Lecture 3 (Chapter 4 in book) Flashcards
Explain what an f-test is
F-test is the equivalent of a t-test but when you are testing for multiple variables. We want to test whether Y is being affected by say X1 and X2 out of X1,2,3
F-test:
Suppose a researcher wants to test whether the return on a stock (y) shows unit sensitivity to two factors (x2 and x3) among three considered. The regression is carried out on 144 monthly observations: The reg is:
Yt = β1 + β2X2 + β3X3 = β4X4 + ut
-What are the restricted and unrestricted regressions?
-If the two RRS are 436.1 and 397.2 respectively, perform the test
The unrestricted regression is the one in the equation
URSS = The equation that is given:
Yt = β1 + β2X2 + β3X3 + β4X4 + ut
RRSS = (Yt - X2t - X3t) = β1 + β4X4 + ut
So, this creates new terms such that Zt = Yt - X2t - X3t –> Zt = β1 + β4X4t + ut
FOR F-TEST:
RRSS: 436.1
URSS: 397.2
T= 144 Observation
k = 4 variables
m = 2 restrictions
Test statistic = (RRSS-URSS)/URSS * (T-k)/m
Test statistic = (436.1-397.2)/397.2 * (144-4)/2 = 6.86
Critical value: F(m,T-k) = F(2,140)
F(2,140) = 3.07 at 5% and 4.79 at 1% –> Conclusion: Reject H0 because 6.86 is higher
What is Goodness of Fit?
Goodness of fit measures how well the regression model actually fits the data.
Goodness of fit statistics are available to test how well the sample regression (SRF) fits the data - that is how close the fitted regression line is to all of the data points taken together.

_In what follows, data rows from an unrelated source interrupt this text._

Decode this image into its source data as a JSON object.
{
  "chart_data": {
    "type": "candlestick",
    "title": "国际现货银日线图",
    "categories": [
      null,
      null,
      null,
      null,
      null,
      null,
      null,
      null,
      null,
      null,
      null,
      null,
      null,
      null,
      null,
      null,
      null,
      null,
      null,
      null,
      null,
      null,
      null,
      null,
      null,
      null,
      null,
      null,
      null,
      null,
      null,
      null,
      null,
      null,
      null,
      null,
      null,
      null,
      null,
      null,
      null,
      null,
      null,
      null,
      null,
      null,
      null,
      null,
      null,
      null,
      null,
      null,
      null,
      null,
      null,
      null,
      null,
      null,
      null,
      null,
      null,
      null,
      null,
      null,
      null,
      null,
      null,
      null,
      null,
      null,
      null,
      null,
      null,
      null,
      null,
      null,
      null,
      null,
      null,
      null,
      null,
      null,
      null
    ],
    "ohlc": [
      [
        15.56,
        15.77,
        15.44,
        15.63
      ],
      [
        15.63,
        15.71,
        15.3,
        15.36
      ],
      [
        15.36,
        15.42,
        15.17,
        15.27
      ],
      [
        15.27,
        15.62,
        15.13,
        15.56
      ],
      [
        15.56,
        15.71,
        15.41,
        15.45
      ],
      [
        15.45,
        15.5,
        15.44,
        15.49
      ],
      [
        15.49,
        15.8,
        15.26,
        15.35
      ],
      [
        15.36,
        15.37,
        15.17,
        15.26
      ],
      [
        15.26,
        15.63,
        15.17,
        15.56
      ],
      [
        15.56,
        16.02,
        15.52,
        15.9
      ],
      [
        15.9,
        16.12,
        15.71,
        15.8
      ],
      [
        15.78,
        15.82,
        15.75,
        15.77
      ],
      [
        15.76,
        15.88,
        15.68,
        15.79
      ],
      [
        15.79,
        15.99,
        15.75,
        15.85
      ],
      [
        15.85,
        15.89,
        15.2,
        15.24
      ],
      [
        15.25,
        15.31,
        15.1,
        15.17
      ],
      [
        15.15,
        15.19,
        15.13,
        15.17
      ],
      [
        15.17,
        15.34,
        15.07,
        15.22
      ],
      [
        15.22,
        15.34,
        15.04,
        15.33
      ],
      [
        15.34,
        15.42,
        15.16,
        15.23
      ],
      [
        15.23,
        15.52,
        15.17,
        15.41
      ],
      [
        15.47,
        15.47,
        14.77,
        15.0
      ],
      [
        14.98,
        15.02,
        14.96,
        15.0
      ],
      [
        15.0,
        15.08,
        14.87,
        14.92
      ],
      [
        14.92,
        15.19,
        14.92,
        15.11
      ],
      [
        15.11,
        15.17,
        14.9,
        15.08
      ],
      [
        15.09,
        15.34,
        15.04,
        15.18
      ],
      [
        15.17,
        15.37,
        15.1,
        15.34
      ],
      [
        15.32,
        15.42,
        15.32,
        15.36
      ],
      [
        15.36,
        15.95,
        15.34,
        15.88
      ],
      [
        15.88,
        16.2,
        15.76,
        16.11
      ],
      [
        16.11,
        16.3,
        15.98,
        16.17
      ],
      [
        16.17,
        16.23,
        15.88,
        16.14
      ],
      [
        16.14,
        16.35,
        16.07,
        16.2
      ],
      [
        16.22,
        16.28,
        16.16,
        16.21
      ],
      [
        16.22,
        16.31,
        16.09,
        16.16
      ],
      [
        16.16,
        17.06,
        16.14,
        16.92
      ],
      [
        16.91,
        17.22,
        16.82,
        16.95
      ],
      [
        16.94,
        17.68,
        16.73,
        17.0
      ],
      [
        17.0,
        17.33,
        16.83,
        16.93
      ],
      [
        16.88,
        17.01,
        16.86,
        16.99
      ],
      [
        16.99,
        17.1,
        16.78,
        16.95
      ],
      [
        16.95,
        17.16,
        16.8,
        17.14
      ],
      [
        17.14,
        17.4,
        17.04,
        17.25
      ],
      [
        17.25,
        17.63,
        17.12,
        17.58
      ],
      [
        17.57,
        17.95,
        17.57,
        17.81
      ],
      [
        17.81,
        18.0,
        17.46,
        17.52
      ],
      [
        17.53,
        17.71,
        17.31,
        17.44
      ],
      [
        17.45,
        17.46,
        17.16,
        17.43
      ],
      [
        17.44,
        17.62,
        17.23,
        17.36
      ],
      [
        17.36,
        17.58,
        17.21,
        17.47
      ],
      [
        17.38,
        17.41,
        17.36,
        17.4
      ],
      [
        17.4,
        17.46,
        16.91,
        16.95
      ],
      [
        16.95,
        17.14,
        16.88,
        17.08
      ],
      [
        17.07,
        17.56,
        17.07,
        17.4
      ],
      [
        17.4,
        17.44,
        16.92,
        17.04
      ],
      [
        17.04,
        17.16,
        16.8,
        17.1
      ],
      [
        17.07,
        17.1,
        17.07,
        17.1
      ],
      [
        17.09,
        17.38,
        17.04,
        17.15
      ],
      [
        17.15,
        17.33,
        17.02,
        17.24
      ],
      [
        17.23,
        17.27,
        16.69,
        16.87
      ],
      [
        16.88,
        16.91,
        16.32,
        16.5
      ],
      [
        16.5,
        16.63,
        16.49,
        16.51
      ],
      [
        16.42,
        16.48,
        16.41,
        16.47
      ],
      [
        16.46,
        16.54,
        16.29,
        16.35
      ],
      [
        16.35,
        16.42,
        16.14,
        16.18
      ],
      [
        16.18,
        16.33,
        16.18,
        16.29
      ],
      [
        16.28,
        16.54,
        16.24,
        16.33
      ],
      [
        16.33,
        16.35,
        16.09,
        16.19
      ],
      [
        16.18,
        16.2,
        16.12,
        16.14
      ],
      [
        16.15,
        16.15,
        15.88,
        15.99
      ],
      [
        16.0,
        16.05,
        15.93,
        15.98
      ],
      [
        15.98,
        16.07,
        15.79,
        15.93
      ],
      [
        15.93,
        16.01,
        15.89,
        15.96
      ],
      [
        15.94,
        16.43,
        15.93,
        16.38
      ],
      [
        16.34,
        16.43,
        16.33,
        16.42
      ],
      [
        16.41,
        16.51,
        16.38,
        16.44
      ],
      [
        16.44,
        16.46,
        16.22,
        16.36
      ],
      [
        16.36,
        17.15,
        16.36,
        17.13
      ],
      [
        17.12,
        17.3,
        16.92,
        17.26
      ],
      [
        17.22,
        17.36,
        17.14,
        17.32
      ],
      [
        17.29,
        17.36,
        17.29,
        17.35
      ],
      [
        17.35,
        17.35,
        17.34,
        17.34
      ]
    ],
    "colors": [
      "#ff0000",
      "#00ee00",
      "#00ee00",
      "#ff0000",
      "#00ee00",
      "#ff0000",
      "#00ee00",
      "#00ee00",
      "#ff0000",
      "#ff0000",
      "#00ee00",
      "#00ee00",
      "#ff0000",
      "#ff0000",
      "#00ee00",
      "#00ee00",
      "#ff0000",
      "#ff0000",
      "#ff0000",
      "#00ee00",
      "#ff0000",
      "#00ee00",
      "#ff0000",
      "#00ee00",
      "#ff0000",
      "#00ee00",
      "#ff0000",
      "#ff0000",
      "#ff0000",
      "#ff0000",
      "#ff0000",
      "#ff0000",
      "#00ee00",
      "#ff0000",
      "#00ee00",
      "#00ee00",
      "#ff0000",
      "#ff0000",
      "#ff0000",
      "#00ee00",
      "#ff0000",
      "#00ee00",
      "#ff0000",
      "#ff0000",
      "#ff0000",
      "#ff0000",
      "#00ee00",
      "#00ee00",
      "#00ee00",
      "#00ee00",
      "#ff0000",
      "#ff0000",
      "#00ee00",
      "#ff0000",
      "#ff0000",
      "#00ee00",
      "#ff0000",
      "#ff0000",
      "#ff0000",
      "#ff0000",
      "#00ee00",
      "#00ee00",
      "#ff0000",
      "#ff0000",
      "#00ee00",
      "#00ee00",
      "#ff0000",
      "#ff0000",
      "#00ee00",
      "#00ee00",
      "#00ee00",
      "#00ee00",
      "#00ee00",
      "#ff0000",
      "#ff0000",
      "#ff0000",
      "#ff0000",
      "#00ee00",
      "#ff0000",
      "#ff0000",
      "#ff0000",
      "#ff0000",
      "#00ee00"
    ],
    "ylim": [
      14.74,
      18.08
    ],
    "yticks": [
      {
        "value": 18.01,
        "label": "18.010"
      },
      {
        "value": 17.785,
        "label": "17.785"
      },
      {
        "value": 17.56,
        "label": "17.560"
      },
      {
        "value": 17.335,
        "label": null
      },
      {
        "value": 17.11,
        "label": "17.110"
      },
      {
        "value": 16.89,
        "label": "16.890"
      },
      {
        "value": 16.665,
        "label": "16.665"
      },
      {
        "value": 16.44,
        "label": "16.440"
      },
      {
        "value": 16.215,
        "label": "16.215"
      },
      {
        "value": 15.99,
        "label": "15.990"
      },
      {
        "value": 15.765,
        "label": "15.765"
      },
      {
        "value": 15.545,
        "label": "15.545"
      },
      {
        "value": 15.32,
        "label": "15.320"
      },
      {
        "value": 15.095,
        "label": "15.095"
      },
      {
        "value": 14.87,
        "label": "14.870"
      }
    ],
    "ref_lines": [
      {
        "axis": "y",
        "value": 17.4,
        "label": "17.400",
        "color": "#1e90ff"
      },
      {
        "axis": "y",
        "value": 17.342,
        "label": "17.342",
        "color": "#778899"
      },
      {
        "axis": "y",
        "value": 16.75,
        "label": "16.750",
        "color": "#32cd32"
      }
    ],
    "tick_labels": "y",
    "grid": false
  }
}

We identify this by finding R^2. R^2 is the square of the values between the dependent variable and the corresponding fitted values from the model. A correlation coefficient must lie between -1 and 1. Therefore R^2 must be between 0 and 1.
R^2 close to 1 suggests a strong relationship between the model and the dependent variable. (Model captures much of the variability in the data).
Please provide the equation for R^2
R^2 = ESS/TSS
R^2 = ESS/TSS = (TSS-RSS)/TSS = 1- (RSS/TSS)
TSS: Total Sum of Squares
ESS: Explained Sum of Squares
RSS: Residual Sum of Squares
Suppose you’re analyzing the relationship between hours studied and exam scores for a group of students. You collect data on the number of hours each student studied and their corresponding exam score, and you fit a linear regression model to predict exam scores based on study hours.
After running the regression, you calculate an R² of 0.85.
Comment on what this means
With an R² score of 0.85 it means that 85% of the variability in the exam scores can be explained by the amount of hours a student has spent studying. (One’s test result is 85% determined by the amount of time spent studying for it.
What are some problems with R²?
A major issue with R² is that it always increases as you add variables (or at least does not decrease) - even if those variables do not have a meaningful relationship with the dependent variable (Yt).
As you add more predictors, even irrelevant ones, R^2 will typically increase because the model has more flexibility to fit the data, potentially “overfitting” it. Overfitting means the model is capturing noise or random fluctuations in the data rather than the true underlying relationships.
Please explain and provide the formula for adjusted R^2
Unlike R^2, adjusted R^2 takes into account the number of predictors in the model. As such, it penalizes the inclusion of irrelevant variables that do not include the model significantly.
Adjusted R^2 = 1 - [(1-R²)(n-1)/)n-p-1)]
-n is the number of data points
-p is the number of predictors (independent variables)
Adjusted R² will decrease if the added predictors do not improve the model’s explanatory power significantly. If adding a predictor does not explain a sufficient amount of variation in the dependent variable, Adjusted R²
What is a dummy variable?
When dealing with qualitative data, such as gender, industry, ratings it is difficult to analyse in econometrics.
Therefore we assign each term a dummy variable like male=0 female=1.